Our bipedal walking, unique among mammals, took millions of years to evolve and refine, yet nobody from evolutionary biologists to paleoanthropologists knows exactly why we do it. It’s unsteady and unsafe, yet somehow it lies at the core of what it means to be human. “There’s nothing necessary about walking on two legs,” wrote anatomist and anthropologist Alice Roberts in her book The Incredible Unlikeliness of Being. “Not many animals do it. It’s a stupid thing to do; you’re much more stable on four.”

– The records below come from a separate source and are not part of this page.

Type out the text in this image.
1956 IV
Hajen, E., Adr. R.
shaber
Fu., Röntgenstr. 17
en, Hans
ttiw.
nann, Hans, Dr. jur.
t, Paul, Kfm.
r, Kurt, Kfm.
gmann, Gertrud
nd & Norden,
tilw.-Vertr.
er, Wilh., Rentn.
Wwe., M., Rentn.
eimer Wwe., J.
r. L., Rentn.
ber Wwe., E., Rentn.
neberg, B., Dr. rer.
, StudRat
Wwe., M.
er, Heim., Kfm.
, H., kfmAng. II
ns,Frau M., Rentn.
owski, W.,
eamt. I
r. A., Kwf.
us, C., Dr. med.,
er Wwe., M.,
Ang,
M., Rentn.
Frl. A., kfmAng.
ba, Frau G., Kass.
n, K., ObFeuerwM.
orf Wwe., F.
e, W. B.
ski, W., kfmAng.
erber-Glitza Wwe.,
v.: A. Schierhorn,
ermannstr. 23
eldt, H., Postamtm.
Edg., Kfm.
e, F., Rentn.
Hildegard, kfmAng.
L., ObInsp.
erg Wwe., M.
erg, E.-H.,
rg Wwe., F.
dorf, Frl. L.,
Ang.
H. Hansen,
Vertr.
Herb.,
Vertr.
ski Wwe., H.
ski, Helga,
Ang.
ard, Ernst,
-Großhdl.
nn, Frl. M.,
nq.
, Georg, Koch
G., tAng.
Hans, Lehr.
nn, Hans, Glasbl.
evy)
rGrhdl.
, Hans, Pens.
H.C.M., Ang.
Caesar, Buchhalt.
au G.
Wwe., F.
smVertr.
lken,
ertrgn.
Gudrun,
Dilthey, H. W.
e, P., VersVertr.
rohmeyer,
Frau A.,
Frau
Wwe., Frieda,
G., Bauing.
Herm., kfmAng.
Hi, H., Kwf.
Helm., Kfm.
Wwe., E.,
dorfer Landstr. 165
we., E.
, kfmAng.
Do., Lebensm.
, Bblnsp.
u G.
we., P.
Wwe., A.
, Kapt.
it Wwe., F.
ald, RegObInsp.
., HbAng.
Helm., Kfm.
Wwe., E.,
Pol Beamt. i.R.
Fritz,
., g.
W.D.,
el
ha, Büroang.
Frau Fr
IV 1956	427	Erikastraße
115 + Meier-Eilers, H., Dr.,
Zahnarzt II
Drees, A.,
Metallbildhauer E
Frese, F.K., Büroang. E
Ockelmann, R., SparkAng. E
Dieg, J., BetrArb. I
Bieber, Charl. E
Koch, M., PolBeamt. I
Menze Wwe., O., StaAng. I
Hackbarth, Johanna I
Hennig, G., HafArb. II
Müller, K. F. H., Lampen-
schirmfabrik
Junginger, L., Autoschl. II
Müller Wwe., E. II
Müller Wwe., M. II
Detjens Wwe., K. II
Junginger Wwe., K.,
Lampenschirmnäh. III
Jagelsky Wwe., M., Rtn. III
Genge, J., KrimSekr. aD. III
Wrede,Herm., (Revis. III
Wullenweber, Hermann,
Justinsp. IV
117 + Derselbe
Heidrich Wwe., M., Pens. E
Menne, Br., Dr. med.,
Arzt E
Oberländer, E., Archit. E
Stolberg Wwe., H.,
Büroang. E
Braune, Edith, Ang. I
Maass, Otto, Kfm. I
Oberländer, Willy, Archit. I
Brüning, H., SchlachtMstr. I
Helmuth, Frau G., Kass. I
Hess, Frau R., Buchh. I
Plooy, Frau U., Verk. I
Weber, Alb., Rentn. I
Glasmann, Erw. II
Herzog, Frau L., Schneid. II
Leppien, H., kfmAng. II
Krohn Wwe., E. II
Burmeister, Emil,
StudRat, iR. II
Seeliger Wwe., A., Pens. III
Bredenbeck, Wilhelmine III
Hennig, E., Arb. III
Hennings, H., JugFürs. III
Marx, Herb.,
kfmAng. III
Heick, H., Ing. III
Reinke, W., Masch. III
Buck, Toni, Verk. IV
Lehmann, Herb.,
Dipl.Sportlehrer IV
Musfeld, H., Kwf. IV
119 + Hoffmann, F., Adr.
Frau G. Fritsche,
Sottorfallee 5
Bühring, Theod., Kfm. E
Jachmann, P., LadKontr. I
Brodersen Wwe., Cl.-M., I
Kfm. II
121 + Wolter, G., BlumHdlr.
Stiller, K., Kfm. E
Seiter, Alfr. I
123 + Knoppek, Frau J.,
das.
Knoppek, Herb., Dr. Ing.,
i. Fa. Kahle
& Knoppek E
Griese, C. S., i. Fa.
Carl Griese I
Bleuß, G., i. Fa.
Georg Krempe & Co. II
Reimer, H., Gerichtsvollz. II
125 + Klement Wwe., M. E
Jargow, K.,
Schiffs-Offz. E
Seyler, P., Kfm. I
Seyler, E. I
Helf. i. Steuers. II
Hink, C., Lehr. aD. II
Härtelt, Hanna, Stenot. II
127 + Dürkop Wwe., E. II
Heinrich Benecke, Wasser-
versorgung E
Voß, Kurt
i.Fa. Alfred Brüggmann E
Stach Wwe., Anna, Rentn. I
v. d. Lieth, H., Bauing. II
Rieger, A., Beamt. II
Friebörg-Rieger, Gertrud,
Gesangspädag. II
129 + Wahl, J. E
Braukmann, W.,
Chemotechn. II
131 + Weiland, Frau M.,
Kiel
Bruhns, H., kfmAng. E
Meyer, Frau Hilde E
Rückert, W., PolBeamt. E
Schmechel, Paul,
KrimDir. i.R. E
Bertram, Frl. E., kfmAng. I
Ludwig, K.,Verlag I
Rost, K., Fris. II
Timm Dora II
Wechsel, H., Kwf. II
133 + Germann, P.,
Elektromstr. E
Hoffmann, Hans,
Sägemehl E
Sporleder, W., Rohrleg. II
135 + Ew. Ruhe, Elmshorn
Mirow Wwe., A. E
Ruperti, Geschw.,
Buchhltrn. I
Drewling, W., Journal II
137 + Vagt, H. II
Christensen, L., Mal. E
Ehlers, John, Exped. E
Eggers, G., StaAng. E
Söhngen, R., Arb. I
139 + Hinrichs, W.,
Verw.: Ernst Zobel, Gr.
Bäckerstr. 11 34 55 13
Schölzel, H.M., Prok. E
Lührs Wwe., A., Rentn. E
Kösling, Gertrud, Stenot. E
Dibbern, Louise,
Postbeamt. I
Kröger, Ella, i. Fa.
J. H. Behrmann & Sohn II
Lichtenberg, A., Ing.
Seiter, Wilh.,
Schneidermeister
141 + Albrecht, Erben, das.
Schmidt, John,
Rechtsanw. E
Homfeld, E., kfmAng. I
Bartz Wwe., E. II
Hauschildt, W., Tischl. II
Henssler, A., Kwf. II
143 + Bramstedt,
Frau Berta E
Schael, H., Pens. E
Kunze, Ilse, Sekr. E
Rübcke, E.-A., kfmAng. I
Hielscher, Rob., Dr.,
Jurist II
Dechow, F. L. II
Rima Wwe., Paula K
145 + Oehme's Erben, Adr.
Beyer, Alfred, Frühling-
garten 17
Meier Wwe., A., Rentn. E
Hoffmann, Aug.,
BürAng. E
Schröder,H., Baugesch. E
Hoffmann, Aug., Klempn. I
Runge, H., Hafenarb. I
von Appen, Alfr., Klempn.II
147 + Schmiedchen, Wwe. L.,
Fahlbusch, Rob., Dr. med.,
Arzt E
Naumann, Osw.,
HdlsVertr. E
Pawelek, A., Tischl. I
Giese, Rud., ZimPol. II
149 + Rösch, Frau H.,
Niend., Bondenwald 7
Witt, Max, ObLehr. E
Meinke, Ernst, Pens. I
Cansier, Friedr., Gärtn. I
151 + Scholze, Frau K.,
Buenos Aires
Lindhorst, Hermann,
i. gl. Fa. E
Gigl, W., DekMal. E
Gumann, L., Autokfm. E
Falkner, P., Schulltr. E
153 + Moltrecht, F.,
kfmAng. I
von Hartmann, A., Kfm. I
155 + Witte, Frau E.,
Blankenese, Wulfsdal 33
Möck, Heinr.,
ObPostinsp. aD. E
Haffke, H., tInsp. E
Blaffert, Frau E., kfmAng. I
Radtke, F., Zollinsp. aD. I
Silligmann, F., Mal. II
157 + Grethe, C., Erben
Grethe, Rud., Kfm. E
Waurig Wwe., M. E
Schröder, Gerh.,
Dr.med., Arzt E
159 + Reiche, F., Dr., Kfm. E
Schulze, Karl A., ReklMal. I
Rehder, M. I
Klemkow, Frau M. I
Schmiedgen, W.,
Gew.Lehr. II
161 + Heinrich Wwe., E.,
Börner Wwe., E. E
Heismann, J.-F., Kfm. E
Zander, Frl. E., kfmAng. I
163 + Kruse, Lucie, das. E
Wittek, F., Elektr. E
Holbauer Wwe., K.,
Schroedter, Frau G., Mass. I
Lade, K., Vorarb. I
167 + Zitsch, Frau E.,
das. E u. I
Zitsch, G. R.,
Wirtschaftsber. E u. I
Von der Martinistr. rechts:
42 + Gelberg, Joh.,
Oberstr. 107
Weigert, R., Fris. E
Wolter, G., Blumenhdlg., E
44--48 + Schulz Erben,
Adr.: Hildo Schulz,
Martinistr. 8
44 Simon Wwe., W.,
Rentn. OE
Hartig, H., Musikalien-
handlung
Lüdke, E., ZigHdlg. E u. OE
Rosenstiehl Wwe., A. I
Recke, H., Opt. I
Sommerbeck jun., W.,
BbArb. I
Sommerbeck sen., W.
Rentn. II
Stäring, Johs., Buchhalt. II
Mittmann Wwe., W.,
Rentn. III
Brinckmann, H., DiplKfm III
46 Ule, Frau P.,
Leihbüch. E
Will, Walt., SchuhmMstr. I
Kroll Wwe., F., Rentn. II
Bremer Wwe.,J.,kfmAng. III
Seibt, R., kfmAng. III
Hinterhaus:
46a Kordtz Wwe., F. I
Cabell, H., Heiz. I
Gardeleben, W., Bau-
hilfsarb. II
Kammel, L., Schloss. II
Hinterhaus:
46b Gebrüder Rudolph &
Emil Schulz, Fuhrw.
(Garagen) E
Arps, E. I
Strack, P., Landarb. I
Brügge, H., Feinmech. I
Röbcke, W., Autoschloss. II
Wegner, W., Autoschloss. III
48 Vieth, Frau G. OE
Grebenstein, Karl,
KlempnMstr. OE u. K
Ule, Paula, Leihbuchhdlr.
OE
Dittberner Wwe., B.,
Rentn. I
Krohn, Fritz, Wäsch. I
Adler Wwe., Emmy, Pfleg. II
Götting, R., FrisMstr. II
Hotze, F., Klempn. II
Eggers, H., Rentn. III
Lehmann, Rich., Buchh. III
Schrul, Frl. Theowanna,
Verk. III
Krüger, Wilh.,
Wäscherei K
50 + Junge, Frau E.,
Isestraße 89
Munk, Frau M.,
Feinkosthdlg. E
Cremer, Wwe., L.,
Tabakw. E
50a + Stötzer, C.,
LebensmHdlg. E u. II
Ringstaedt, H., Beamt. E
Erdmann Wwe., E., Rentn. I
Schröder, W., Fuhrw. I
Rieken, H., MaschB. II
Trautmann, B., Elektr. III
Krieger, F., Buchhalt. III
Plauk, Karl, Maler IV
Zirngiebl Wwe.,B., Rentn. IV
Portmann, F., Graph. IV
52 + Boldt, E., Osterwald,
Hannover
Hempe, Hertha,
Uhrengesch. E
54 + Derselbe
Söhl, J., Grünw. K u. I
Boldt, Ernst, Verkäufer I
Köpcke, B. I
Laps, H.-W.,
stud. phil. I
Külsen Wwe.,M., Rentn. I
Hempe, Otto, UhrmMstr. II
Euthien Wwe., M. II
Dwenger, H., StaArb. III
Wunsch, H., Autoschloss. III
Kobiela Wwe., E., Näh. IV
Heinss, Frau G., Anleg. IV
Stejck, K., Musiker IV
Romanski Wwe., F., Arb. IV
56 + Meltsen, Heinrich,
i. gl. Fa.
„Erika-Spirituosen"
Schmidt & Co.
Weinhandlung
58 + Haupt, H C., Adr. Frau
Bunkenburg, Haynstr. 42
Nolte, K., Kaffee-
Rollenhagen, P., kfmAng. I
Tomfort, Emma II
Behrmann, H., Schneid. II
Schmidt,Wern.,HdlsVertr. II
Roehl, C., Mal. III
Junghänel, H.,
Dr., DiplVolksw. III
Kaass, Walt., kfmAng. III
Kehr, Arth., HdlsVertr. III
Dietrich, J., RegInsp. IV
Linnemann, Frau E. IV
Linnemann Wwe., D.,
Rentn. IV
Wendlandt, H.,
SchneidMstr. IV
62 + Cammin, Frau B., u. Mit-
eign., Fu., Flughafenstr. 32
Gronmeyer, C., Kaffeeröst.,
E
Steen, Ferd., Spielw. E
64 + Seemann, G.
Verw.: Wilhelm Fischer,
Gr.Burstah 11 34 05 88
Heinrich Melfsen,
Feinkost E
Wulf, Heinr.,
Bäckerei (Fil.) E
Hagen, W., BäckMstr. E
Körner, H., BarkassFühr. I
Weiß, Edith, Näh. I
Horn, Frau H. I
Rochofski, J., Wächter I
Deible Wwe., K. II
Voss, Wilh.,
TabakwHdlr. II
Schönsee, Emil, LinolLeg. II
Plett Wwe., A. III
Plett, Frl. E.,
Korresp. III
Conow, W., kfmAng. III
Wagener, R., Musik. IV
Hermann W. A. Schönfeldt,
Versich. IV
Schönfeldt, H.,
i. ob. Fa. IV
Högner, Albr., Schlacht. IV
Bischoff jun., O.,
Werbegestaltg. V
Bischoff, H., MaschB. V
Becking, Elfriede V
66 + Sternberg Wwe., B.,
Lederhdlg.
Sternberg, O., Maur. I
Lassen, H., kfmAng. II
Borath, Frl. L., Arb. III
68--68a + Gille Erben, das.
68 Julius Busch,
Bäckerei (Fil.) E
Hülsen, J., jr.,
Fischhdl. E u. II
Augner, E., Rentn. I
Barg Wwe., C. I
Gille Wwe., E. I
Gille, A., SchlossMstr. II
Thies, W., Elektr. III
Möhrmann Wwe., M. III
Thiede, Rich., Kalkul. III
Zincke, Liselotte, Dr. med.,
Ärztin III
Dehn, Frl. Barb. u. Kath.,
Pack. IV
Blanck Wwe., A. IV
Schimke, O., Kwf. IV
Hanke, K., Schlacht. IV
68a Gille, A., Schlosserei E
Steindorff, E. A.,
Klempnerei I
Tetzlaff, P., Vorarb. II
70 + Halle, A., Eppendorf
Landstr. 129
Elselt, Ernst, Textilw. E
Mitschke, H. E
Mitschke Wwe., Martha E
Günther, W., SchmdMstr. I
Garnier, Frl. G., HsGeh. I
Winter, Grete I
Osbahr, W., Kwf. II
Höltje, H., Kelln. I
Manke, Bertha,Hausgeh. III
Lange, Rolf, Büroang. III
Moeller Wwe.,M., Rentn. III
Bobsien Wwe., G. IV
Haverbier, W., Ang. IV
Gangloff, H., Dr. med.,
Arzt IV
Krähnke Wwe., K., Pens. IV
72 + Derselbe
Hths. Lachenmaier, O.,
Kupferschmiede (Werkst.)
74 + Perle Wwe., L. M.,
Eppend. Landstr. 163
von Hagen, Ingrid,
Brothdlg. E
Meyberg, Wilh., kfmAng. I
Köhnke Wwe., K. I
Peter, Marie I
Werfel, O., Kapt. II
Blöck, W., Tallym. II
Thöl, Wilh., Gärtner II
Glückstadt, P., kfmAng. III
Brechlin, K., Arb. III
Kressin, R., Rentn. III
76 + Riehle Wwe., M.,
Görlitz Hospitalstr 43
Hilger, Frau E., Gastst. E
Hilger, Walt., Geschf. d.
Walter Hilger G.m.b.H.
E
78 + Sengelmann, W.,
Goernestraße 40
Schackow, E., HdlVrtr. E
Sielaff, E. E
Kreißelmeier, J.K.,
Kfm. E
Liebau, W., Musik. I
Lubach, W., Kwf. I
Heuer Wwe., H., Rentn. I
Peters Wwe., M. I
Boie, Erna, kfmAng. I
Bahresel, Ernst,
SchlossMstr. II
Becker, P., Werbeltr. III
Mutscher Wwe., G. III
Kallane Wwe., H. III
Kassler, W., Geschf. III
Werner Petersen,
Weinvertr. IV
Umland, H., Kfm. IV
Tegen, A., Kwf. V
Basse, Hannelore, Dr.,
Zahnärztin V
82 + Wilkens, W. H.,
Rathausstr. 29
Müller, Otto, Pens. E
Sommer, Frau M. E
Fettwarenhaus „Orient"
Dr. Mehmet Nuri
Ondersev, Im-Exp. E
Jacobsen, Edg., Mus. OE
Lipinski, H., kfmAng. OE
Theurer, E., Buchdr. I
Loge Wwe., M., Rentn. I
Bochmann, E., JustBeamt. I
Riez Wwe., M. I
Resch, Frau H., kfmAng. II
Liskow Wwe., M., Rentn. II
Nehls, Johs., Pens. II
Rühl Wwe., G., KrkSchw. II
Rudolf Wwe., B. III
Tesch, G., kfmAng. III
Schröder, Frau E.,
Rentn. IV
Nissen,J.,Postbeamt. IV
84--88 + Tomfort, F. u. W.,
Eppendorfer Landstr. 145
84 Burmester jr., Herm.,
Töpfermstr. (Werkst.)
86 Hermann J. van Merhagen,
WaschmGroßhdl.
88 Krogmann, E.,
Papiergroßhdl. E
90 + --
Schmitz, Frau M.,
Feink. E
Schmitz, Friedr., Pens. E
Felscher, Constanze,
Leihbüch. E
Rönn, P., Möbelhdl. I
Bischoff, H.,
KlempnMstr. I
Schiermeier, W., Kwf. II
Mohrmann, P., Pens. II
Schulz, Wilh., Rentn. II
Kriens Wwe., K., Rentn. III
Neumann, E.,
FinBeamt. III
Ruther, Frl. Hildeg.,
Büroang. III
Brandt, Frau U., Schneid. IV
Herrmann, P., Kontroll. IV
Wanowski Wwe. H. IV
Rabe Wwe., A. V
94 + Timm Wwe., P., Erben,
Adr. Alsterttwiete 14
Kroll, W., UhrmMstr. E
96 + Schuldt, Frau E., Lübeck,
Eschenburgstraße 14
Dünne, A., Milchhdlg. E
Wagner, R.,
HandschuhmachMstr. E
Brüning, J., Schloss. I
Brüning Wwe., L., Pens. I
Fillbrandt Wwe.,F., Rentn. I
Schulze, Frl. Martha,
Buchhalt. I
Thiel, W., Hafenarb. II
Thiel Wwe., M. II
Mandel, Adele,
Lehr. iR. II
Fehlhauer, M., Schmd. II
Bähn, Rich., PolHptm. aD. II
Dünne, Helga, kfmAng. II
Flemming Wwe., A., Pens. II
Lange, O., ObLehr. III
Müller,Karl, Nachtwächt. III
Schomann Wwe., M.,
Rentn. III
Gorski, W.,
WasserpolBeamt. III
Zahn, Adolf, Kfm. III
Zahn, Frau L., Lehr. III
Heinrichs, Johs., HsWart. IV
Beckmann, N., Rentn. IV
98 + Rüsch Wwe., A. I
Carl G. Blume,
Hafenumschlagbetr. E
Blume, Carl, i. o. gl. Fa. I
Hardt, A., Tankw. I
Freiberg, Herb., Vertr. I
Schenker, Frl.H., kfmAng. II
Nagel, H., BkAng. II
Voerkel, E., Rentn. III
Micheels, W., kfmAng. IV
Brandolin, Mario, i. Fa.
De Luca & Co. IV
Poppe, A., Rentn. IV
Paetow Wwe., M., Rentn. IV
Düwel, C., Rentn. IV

From a biological and physiological perspective, this statement is true, but it seems clear from anthropological evidence that human societies developed in part through the unique vulnerability bipedal walking encourages. Walking on two legs allowed human beings to use tools with their hands and run across the savannah, but it also made them physically unstable and very possibly contributed to the formation of tribes through trust and cooperation — because surviving alone was impossible.
“Community” is often presented as an abstract concept or a handy political slogan like “Main Street businesses” or “real American,” but true community rich in social capital and interpersonal interactions has always been essential to human survival and the evolution of human society. John Cacioppo, the director of the University of Chicago’s Center for Cognitive and Social Neuroscience until his death in 2018, studied loneliness for over twenty years before publishing his book Loneliness.